Die Anreise der Teilnehmer des Gedenkumzuges wurde dadurch um mehrere Stunden verzögert. Die Veranstalter konnten dem auch Gutes abgewinnen. Auf ihrer Netzseite heißt es:

„So marschierten die Teilnehmer bereits vor dem Ehrenmarsch diszipliniert und entschlossen in drei großen Gruppen mit Freiheitsliedern auf den Lippen durch umliegende Ortschaften sternförmig nach Bad Nenndorf hinein. Selbst die Bevölkerung in den Ortschaften beeindruckte das ungewohnte Bild.“

Mit reichlich Verzögerung fand die Gedenkveranstaltung allen Schikanen zum Trotz dann doch statt, bei der Zwischenkundgebung erinnerten mehrere Redner an das Schicksal der Insassen des britischen Folterlagers.

„Weil sie offenbar nicht in der Lage waren, ihre Lautsprecheranlage korrekt zu bedienen, waren manche Propaganda-Reden nur bruchstückhaft zu verstehen“,

höhnte Stefan Schölermann in NDR Info. Was der Antifa-Schreiberling verschweigt: Die Anlage mußte zuvor per Verwaltungsauflage auf 90 Dezibel heruntergeregelt werden, und bei der „Kontrolle“ dieser Auflage hatte ein Beamter das Gerät beschädigt. Einer von vielen Nadelstichen, um Menschen mit unbequemen Ansichten ihrer Grundrechte zu berauben.

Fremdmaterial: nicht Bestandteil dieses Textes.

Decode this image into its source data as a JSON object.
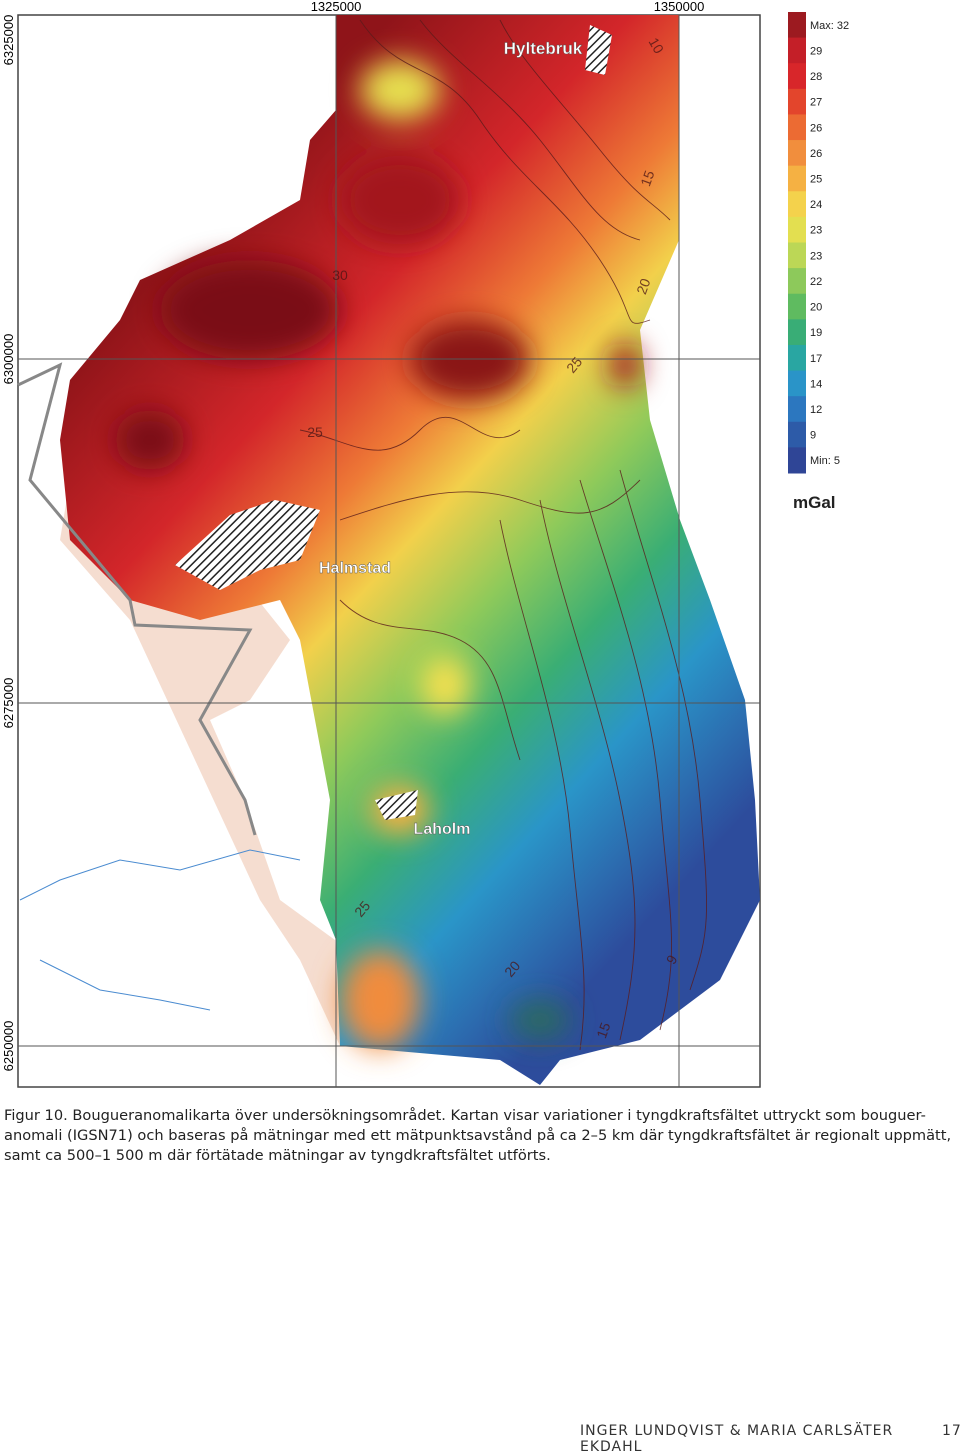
{
  "map": {
    "x_labels": [
      "1325000",
      "1350000"
    ],
    "y_labels": [
      "6325000",
      "6300000",
      "6275000",
      "6250000"
    ],
    "places": [
      "Hyltebruk",
      "Halmstad",
      "Laholm"
    ],
    "contour_labels": [
      "30",
      "25",
      "25",
      "20",
      "15",
      "10",
      "25",
      "20",
      "15",
      "9"
    ]
  },
  "legend": {
    "items": [
      {
        "label": "Max: 32",
        "color": "#9c1a20"
      },
      {
        "label": 29,
        "color": "#c41f28"
      },
      {
        "label": 28,
        "color": "#d8262a"
      },
      {
        "label": 27,
        "color": "#e3452c"
      },
      {
        "label": 26,
        "color": "#ec6b33"
      },
      {
        "label": 26,
        "color": "#f18e3d"
      },
      {
        "label": 25,
        "color": "#f5b143"
      },
      {
        "label": 24,
        "color": "#f4d24c"
      },
      {
        "label": 23,
        "color": "#e3df50"
      },
      {
        "label": 23,
        "color": "#bcd756"
      },
      {
        "label": 22,
        "color": "#8dc95b"
      },
      {
        "label": 20,
        "color": "#5fbb60"
      },
      {
        "label": 19,
        "color": "#39ad76"
      },
      {
        "label": 17,
        "color": "#29a6a2"
      },
      {
        "label": 14,
        "color": "#2a94c8"
      },
      {
        "label": 12,
        "color": "#2c77bf"
      },
      {
        "label": 9,
        "color": "#2d5ba8"
      },
      {
        "label": "Min: 5",
        "color": "#2f4596"
      }
    ],
    "unit": "mGal"
  },
  "caption": {
    "lines": [
      "Figur 10. Bougueranomalikarta över undersökningsområdet. Kartan visar variationer i tyngdkraftsfältet uttryckt som bouguer-",
      "anomali (IGSN71) och baseras på mätningar med ett mätpunktsavstånd på ca 2–5 km där tyngdkraftsfältet är regionalt uppmätt,",
      "samt ca 500–1 500 m där förtätade mätningar av tyngdkraftsfältet utförts."
    ]
  },
  "footer": {
    "authors": "INGER LUNDQVIST & MARIA CARLSÄTER EKDAHL",
    "page_number": "17"
  }
}
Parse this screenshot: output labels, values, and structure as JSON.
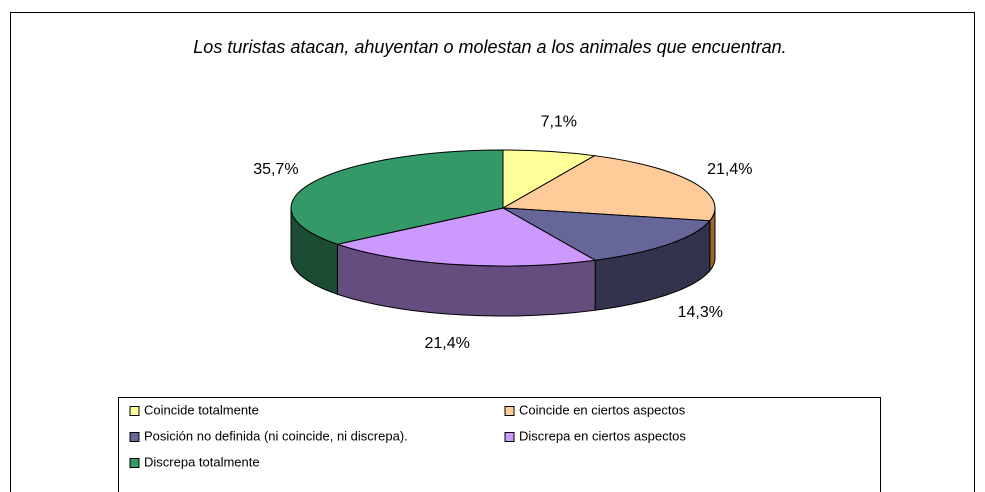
{
  "chart_data": {
    "type": "pie",
    "title": "Los turistas atacan, ahuyentan o molestan a los animales que encuentran.",
    "categories": [
      "Coincide totalmente",
      "Coincide en ciertos aspectos",
      "Posición no definida (ni coincide, ni discrepa).",
      "Discrepa en ciertos aspectos",
      "Discrepa totalmente"
    ],
    "values": [
      7.1,
      21.4,
      14.3,
      21.4,
      35.7
    ],
    "value_labels": [
      "7,1%",
      "21,4%",
      "14,3%",
      "21,4%",
      "35,7%"
    ],
    "colors": [
      "#ffff99",
      "#ffcc99",
      "#666699",
      "#cc99ff",
      "#339966"
    ],
    "side_colors": [
      "#99994d",
      "#996633",
      "#33334d",
      "#664d80",
      "#1a4d33"
    ],
    "legend": "bottom"
  }
}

„Rassismus ist Sünde, und Rechtsextremismus ist keine Meinungsäußerung, sondern ein Verbrechen gegen die Menschlichkeit“,

versuchte der evangelische Superintendent Andreas Kühne-Glaser das Niveau der „Gegenveranstaltung“ nicht unnötig in die Höhe zu treiben.

Ruhig und diszipliniert zeigten die Teilnehmer mit schwarzen Fahnen ihre Trauer um die Opfer der britischen Folterknechte.

Zu den wirklichen Verbrechen gegen die Menschlichkeit, wie sie den Insassen des Bad Nenndorfer Folterlagers 1945 bis 1947 angetan wurden, hatte der Hetzer im Talar kein Wort übrig.